Laufen im Herbst

Den Motivationsproblemen im Herbst begegnen

Herbstimpressionen: Laufen im Herbst

Auch wenn sich der Herbst in voller Farbenpracht zeigt, macht sich bei vielen Läufern im Herbst Müdigkeit, Antriebslosigkeit und Depression breit. Absolvierte Volksläufe liegen möglicherweise hinter Ihnen und es fällt schwer sich neue Ziele zu setzen. Diese liegen wahrscheinlich erst im Folgejahr. Die Motivations-probleme entstehen aber auch durch die einsetzende Dunkelheit. Bei Lichtmangel wird im Körper weniger Serotonin und Noradrenalin ausgeschüttet (dafür mehr Melatonin), die aber für gute Laune und den nötigen Antrieb sorgen. Für diese Zeit und auch im Winter kann ein alternatives Training ein probates Mittel sein, um dennoch sportlich aktiv und gesund zu bleiben. Das reicht vom Laufbandtraining, über Yoga und Krafttraining bis hin zu Indoor-Mannschaftssportarten wie z.B. Fussball. Falls Sie den sogenannten inneren Schweinehund überwinden und sich zum regelmäßigen Lauftraining zwingen können, steht in dieser Trainingsperiode insbesondere die Regeneration mit langsamen Dauerläufen im Vordergrund, um die Erholung des Körpers zu gewährleisten.

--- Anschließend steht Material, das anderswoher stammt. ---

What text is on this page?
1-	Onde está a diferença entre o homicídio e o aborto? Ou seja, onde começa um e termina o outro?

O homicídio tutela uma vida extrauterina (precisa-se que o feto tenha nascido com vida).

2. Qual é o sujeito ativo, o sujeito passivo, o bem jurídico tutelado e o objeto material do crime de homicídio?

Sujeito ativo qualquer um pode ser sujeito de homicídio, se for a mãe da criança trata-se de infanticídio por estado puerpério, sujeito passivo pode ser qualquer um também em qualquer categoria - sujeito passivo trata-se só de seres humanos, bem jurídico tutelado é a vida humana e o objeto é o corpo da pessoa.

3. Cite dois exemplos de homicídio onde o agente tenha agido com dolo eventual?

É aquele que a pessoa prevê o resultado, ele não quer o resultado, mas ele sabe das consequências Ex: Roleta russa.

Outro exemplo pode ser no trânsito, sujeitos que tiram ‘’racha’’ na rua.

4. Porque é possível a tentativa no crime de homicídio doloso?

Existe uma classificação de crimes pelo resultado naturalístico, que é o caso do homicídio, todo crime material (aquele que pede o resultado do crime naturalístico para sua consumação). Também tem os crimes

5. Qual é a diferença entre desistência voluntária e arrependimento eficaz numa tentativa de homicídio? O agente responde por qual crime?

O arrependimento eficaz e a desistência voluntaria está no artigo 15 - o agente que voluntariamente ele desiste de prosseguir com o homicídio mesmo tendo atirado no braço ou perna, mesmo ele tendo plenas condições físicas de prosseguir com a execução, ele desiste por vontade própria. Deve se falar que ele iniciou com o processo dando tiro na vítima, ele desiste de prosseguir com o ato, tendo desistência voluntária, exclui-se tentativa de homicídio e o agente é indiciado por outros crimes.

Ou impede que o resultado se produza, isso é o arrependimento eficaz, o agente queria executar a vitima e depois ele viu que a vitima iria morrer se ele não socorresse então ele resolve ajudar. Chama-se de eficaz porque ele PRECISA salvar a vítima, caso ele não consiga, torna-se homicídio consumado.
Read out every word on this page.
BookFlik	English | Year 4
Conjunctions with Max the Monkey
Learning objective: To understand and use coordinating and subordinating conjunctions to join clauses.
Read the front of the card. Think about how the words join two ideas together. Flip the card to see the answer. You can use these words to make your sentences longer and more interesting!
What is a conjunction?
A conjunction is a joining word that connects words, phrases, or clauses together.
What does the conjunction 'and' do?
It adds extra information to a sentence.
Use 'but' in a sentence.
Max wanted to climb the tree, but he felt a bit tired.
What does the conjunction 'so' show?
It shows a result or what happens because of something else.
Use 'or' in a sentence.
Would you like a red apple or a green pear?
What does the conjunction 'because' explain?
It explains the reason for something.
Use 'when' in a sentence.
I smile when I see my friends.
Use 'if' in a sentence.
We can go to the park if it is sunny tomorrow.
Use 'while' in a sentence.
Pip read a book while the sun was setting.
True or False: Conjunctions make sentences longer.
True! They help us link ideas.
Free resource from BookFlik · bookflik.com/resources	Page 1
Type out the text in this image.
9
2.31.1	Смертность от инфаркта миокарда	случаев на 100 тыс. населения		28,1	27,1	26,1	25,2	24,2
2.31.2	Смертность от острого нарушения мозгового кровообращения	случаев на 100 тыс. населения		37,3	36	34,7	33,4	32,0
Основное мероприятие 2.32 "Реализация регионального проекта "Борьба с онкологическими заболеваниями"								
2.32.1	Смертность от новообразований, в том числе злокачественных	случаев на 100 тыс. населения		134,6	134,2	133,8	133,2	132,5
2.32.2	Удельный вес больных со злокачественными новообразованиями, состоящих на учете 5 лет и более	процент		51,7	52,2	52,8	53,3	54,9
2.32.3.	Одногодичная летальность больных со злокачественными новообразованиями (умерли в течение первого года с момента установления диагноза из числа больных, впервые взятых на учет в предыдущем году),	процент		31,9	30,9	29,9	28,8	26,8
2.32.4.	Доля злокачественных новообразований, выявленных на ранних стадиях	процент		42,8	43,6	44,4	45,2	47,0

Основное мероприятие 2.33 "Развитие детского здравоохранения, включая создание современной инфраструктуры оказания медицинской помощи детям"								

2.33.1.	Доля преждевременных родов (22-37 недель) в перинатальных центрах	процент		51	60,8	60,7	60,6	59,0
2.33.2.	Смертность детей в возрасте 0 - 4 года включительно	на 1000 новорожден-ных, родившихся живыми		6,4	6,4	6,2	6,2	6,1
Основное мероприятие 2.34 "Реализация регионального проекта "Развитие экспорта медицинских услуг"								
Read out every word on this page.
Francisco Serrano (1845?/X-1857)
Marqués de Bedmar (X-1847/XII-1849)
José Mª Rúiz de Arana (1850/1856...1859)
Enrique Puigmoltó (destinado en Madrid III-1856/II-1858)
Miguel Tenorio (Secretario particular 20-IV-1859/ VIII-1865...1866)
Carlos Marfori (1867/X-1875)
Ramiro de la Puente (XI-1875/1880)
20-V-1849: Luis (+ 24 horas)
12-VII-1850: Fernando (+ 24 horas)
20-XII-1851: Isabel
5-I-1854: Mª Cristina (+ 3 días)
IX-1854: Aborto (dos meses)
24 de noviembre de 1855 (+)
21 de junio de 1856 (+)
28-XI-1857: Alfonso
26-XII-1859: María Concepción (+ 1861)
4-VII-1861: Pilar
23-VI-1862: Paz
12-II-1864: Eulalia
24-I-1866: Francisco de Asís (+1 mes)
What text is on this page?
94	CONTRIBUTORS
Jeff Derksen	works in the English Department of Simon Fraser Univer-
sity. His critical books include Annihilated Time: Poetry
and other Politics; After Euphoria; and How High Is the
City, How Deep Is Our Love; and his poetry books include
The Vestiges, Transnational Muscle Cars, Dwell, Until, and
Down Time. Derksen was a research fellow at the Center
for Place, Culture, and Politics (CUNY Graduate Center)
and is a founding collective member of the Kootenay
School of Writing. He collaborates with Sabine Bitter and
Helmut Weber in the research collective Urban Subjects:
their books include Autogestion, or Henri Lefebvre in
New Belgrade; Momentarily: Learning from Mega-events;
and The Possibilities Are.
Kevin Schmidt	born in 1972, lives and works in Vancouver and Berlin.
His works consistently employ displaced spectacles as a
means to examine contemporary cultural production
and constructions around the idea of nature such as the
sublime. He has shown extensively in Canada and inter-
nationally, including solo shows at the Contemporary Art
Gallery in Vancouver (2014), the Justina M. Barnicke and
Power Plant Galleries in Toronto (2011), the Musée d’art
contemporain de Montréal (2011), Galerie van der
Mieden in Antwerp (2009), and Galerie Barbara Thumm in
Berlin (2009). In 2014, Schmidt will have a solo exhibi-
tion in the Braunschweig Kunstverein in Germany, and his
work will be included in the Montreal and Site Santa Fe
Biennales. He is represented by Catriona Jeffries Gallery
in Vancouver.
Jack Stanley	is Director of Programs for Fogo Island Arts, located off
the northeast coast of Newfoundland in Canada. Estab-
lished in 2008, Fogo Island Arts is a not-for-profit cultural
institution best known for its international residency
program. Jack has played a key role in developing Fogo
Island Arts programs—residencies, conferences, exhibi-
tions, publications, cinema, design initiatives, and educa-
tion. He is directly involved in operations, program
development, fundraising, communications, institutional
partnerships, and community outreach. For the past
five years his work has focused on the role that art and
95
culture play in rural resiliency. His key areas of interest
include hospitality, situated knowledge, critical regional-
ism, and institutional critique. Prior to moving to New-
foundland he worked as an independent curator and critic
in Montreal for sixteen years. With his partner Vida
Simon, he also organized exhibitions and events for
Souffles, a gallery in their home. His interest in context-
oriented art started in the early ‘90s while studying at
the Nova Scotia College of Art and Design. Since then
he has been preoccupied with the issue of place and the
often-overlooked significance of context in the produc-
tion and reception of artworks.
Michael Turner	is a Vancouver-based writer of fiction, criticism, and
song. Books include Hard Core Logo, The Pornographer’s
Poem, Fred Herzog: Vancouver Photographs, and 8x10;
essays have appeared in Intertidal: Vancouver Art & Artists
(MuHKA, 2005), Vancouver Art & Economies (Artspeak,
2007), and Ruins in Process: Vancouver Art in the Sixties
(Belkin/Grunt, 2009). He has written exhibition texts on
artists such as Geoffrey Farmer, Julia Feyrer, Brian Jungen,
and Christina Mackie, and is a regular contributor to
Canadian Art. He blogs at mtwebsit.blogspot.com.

Richtige Laufbekleidung im Herbst

Insbesondere im Herbst sollte idealerweise auf Funktionsbekleidung zurückgegriffen werden. Aber gerade an den ersten kühleren Tagen neigen Läufer dazu, sich zu warm anzuziehen. Gerade wenn man statt spezieller Funktionsbekleidung Baumwollmaterialen trägt, können sich diese mit Schweiß vollsaugen und den Wärmeabtransport behindern. Dann besteht bei kälteren Temperaturen eine erhöhte Erkältungsgefahr. Bei der einsetzenden Dunkelheit sollten Sie darauf achten, dass Sie für Andere und auch zur eigenen Sicherheit gut sichtbar sind. Dafür sorgen insbesondere Reflektoren, die zumeist in Laufschuhe oder Laufbekleidung eingearbeitet sind oder zusätzlich an der Laufbekleidung befestigt werden können. Auf sehr schlecht beleuchteten Laufstrecken empfehlen sich spezielle Stirnlampen, damit Sie den Laufuntergrund gut sehen und das Verletzungsrisiko durch falschen Fußaufsatz reduzieren können.

 

Faktor Wind beim Lauftraining berücksichtigen

Eine besondere Herausforderung stellt der Wind dar. Der Wind beeinflusst die gefühlte Temperatur und muss daher bei der Wahl der richtigen Laufbekleidung berücksichtigt werden. Bei Windeinflüssen kann sich die übliche Wärmeschicht am Körper schlechter bilden. Für das Lauftraining unter Windeinflüssen muss zudem berücksichtigt werden, dass das langsamere Vorwärtskommen bei Gegenwind nicht durch das schnellere Laufen bei Rückwind kompensiert werden kann. Planen Sie also insgesamt mehr Zeit für Ihre Trainingseinheit ein. Bei Gegenwind bietet sich eine leicht nach vorne geneigte Körperhaltung an, um dem Wind möglichst wenig Angriffsfläche zu bieten.